The number of children killed on British farms has risen to its highest level for eight years.
Six of the 45 people who met their deaths in farm accidents during 2005/06 were children, according the latest Health and Safety Executive (HSE) statistics – the highest recorded number of child deaths since 1997/98.
Three of the children were family members aged five or under, including a five-year-old crushed by an all-terrain vehicle and a two-year-old child who drowned in an uncovered sheep-dip bath.
Another two-year-old toddler was run over by a tractor being driven by his mother after falling from the rear window.
She had stopped the vehicle to recover her son, but before she could reach him, the tractor rolled over him.
The remaining three child fatalities involved teenagers. Two teenage boys were killed in a barn fire and a 15-year-old farmer’s son died after inhaling Phostoxin – an aluminium phosphide gas fumigant used in vertebrate pest control.
Roger Nourish, HSE head of agriculture, said it was “tragic that so many children had lost their lives” in a single year. In contrast, no on-farm child deaths had been recorded during 2004/05.
Of the remaining 39 fatalities, 13 were farm employees (four fewer than last year), 23 were self-employed (down four), and three were adult members of the public (an increase of one).
Dr Nourish said: “While the overall rate for workers is heading in the right direction this year, it is significant the incidence rates for agriculture still remain so high relative to other industrial sectors.”
The cost to farmers and farm workers of accidents during the year is estimated at 290m. But Dr Nourish said these losses could have been avoided if sensible health and safety measures had been taken.

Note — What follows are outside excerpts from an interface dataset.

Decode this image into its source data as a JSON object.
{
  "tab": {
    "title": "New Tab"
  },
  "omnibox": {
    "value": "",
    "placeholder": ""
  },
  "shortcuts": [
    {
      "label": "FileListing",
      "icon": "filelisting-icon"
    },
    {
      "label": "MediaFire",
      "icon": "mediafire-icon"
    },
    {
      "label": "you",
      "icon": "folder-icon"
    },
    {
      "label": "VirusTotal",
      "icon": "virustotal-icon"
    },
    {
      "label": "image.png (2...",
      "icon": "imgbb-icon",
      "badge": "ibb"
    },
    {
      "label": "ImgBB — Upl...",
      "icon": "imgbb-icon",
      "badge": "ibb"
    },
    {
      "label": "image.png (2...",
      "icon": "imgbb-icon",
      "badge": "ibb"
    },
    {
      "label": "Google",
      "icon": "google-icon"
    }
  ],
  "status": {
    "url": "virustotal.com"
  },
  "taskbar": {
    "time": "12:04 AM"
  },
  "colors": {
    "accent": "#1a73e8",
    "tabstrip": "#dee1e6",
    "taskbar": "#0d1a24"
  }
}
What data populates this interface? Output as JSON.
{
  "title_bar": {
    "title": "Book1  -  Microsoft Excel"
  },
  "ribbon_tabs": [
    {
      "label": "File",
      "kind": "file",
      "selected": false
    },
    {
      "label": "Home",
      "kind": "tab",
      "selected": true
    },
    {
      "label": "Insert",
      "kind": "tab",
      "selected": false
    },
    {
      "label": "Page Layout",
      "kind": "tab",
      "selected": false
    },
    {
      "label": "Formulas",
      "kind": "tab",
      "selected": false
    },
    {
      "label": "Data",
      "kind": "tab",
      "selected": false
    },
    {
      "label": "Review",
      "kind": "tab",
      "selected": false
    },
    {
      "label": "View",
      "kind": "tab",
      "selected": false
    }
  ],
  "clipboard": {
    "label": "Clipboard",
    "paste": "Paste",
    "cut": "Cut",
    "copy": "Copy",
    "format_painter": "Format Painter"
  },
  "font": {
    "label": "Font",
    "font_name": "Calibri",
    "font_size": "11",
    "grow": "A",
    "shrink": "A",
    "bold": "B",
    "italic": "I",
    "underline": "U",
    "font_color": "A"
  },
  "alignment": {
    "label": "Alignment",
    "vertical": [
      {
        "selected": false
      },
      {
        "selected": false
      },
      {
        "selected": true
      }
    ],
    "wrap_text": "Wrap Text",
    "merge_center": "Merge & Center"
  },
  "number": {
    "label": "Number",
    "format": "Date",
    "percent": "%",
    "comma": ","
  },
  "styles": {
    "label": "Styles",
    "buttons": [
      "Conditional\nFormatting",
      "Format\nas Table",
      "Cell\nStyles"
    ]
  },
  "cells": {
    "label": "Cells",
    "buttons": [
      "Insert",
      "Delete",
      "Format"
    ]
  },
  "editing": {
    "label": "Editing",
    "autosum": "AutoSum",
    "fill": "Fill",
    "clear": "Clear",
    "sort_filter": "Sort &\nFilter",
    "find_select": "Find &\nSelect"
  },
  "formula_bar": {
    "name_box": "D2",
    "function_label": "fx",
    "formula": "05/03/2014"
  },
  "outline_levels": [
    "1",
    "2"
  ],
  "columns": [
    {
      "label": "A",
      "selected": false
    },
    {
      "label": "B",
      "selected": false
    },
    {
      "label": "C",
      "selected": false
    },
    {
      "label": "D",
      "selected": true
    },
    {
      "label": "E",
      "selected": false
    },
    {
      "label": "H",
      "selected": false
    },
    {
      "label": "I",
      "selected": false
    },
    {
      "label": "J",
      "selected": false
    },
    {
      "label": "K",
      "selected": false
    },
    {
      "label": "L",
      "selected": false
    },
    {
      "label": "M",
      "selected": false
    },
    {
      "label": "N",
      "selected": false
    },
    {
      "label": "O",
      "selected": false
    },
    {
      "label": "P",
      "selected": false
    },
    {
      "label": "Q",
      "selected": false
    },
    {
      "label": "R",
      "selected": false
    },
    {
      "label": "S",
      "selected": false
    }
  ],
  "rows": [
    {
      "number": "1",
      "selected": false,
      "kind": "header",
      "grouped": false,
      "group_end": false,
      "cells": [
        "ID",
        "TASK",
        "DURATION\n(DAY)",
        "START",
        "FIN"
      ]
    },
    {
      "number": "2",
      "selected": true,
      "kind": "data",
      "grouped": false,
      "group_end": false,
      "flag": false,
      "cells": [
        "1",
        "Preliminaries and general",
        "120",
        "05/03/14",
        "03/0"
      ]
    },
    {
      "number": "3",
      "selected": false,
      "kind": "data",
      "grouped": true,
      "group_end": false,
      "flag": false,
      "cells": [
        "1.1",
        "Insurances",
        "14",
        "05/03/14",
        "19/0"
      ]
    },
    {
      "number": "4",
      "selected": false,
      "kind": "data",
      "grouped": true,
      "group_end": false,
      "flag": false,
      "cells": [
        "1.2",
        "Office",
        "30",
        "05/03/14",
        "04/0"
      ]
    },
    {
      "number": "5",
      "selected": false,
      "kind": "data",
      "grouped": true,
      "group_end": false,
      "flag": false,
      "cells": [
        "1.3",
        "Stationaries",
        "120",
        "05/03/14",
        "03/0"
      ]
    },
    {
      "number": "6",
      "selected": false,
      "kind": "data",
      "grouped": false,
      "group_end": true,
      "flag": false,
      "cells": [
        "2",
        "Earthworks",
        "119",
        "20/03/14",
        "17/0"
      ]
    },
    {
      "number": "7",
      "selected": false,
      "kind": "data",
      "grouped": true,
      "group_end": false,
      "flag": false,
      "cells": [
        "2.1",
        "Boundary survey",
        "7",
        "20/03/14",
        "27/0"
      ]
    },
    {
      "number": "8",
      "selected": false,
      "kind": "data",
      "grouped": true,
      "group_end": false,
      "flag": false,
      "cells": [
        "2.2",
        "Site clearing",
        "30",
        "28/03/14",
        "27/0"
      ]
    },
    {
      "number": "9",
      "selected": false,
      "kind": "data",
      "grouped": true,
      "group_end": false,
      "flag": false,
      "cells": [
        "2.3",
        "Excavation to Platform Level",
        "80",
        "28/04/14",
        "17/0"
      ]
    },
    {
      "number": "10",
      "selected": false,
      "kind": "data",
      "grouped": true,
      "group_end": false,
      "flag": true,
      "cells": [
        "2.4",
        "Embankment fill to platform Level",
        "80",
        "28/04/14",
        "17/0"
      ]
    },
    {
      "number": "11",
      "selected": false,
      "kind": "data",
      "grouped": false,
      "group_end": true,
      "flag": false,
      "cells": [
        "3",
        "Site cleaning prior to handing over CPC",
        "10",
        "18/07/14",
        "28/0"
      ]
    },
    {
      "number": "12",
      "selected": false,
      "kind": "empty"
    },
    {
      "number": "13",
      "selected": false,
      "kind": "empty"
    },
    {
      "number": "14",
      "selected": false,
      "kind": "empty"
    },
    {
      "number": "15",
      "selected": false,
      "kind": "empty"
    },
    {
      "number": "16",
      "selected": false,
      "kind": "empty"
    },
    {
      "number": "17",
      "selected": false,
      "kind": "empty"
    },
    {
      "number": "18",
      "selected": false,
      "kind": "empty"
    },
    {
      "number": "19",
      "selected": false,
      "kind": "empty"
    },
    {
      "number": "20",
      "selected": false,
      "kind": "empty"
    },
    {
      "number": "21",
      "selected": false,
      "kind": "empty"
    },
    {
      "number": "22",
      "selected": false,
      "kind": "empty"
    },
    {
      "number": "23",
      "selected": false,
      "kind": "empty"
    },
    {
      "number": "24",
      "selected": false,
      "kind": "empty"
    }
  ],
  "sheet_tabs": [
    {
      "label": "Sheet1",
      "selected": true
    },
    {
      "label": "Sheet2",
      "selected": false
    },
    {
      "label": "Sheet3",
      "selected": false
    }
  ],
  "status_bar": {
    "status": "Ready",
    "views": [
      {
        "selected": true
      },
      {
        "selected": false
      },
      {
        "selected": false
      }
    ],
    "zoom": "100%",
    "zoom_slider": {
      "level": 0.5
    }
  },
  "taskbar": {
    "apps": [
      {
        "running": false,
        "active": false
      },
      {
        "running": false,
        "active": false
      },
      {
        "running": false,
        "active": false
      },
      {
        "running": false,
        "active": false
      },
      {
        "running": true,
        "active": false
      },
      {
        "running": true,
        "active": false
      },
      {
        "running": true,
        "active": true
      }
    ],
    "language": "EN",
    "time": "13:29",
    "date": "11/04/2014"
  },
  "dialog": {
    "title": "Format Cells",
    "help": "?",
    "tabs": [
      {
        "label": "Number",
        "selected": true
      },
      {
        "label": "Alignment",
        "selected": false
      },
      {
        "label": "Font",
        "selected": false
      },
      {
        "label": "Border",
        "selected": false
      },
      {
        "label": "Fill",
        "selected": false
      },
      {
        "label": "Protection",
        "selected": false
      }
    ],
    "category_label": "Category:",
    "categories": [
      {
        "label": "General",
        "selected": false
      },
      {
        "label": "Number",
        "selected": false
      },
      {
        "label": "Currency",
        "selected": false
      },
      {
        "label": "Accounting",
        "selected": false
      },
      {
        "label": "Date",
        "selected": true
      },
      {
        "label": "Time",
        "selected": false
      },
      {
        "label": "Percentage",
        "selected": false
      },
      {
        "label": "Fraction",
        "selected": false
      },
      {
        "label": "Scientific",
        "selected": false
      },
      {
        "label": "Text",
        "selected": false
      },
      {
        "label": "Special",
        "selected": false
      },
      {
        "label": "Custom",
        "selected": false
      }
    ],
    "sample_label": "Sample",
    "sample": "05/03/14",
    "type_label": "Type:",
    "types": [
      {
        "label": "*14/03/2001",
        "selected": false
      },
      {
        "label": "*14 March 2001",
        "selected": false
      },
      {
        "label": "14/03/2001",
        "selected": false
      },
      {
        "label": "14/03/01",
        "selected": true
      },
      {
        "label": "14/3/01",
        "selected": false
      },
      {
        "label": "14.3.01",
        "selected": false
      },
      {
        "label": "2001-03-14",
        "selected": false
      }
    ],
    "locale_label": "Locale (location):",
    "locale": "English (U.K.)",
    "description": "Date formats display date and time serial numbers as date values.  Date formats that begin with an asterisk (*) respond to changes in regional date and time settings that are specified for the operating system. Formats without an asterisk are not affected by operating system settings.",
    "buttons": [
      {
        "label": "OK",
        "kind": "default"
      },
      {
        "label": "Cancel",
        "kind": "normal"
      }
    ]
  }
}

Overall, farming’s fatal incidence rate fell during 2005/06 from 10.4 to 8.8 deaths per 100,000 people employed. But agriculture was still the highest of any major industrial sector. Older workers were particularly vulnerable.
“Unwise risk-taking remains the underlying problem,” said Dr Nourish. “A fundamental culture change is needed.” This included attending farm safety open days, taking advantage of free advice and obtaining vocational qualifications.